EDIT: As a further aside, here’s the database cleanup I’ve had to do after the test fails leaving behind some detritus.

delete from public.NOTIFICATIONS where CONTENTID in (select CONTENTID from public.content where SPACEID = :deadSpaceId)
delete from public.CONTENTPROPERTIES where CONTENTID in (select CONTENTID from public.content where SPACEID = :deadSpaceId)
delete from public.BODYCONTENT where CONTENTID in (select CONTENTID from public.content where SPACEID = :deadSpaceId)
delete from public.content where SPACEID = :deadSpaceId

This is true even if I start a new thread after the first attempt to delete the dead space fails. So simply retrying the space deletion after a short period isn’t a solution. The space deletion partly happens, then fails midway through, leaving behind some junk that causes all future space deletion operations to fail.

jcarter · September 16, 2021, 9:00pm

Okay, final update: I have it!

The final problems I was having, above, were because my fixture for creating pages wasn’t clearing things out properly before the SpaceManager removed the space. That’s what was leading to that final hibernate error: a page that was still in the session somewhere would have been re-saved during space deletion.

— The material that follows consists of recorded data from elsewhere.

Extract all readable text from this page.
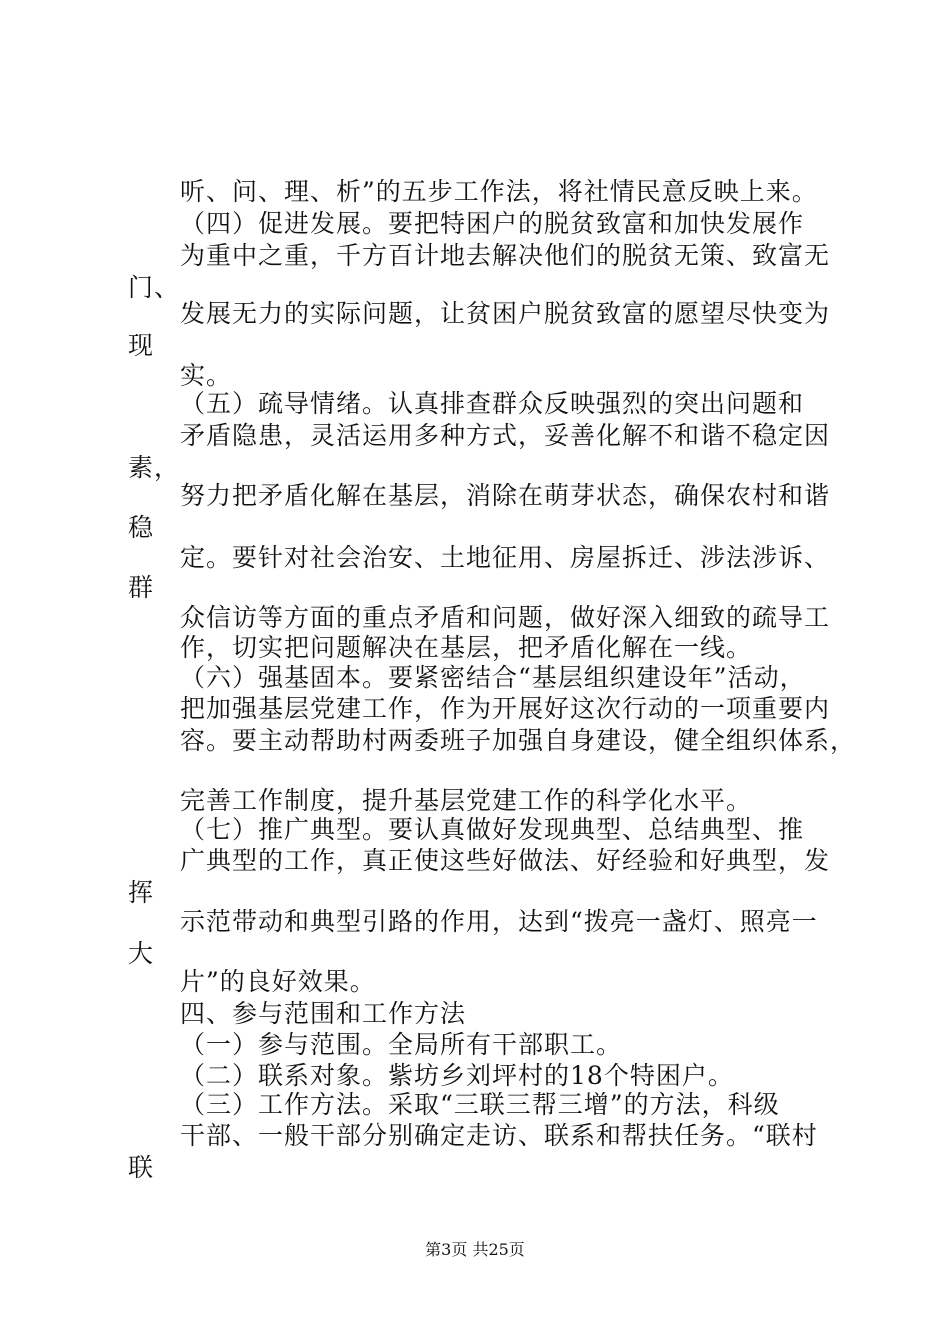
听、问、理、析”的五步工作法，将社情民意反映上来。
（四）促进发展。要把特困户的脱贫致富和加快发展作
为重中之重，千方百计地去解决他们的脱贫无策、致富无
门、
发展无力的实际问题，让贫困户脱贫致富的愿望尽快变为
现
实。
（五）疏导情绪。认真排查群众反映强烈的突出问题和
矛盾隐患，灵活运用多种方式，妥善化解不和谐不稳定因
素，
努力把矛盾化解在基层，消除在萌芽状态，确保农村和谐
稳
定。要针对社会治安、土地征用、房屋拆迁、涉法涉诉、
群
众信访等方面的重点矛盾和问题，做好深入细致的疏导工
作，切实把问题解决在基层，把矛盾化解在一线。
（六）强基固本。要紧密结合“基层组织建设年”活动，
把加强基层党建工作，作为开展好这次行动的一项重要内
容。要主动帮助村两委班子加强自身建设，健全组织体系，
完善工作制度，提升基层党建工作的科学化水平。
（七）推广典型。要认真做好发现典型、总结典型、推
广典型的工作，真正使这些好做法、好经验和好典型，发
挥
示范带动和典型引路的作用，达到“拨亮一盏灯、照亮一
大
片”的良好效果。
四、参与范围和工作方法
（一）参与范围。全局所有干部职工。
（二）联系对象。紫坊乡刘坪村的18个特困户。
（三）工作方法。采取“三联三帮三增”的方法，科级
干部、一般干部分别确定走访、联系和帮扶任务。“联村
联
第3页 共25页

I believe that the reason this one test triggered it is because it creates some parent/child relationships between pages as part of its execution.

I’ve changed our PageFixture from doing this at cleanup:

createdPages.reverse().each {
    def page = pageManager.getPage(it.id)
    if (page) {
        pageManager.getVersionHistorySummaries(page).each {
            pageManager.refreshPage(pageManager.getPage(it.id))
        }
        contentPermissionManager.setContentPermissions([:], page)
        pageManager.removeContentEntity(page)
    }
}
createdPages.clear()

To doing this:

createdPages.reverse().each {
    def page = pageManager.getPage(it.id)
    if (page) {
        pageManager.getVersionHistorySummaries(page).each {
            pageManager.refreshPage(pageManager.getPage(it.id))
        }
        pageManager.trashPage(page, DefaultDeleteContext.SUPPRESS_NOTIFICATIONS)
        trashManager.purge(page.spaceKey, page.id)
    }
}
createdPages.clear()

Thanks for all the help @ttranminh & @Javan, and for reading my brain dumps.

ttranminh · September 20, 2021, 12:10pm

Hi @jcarter ,
I am glad that you have found the root cause!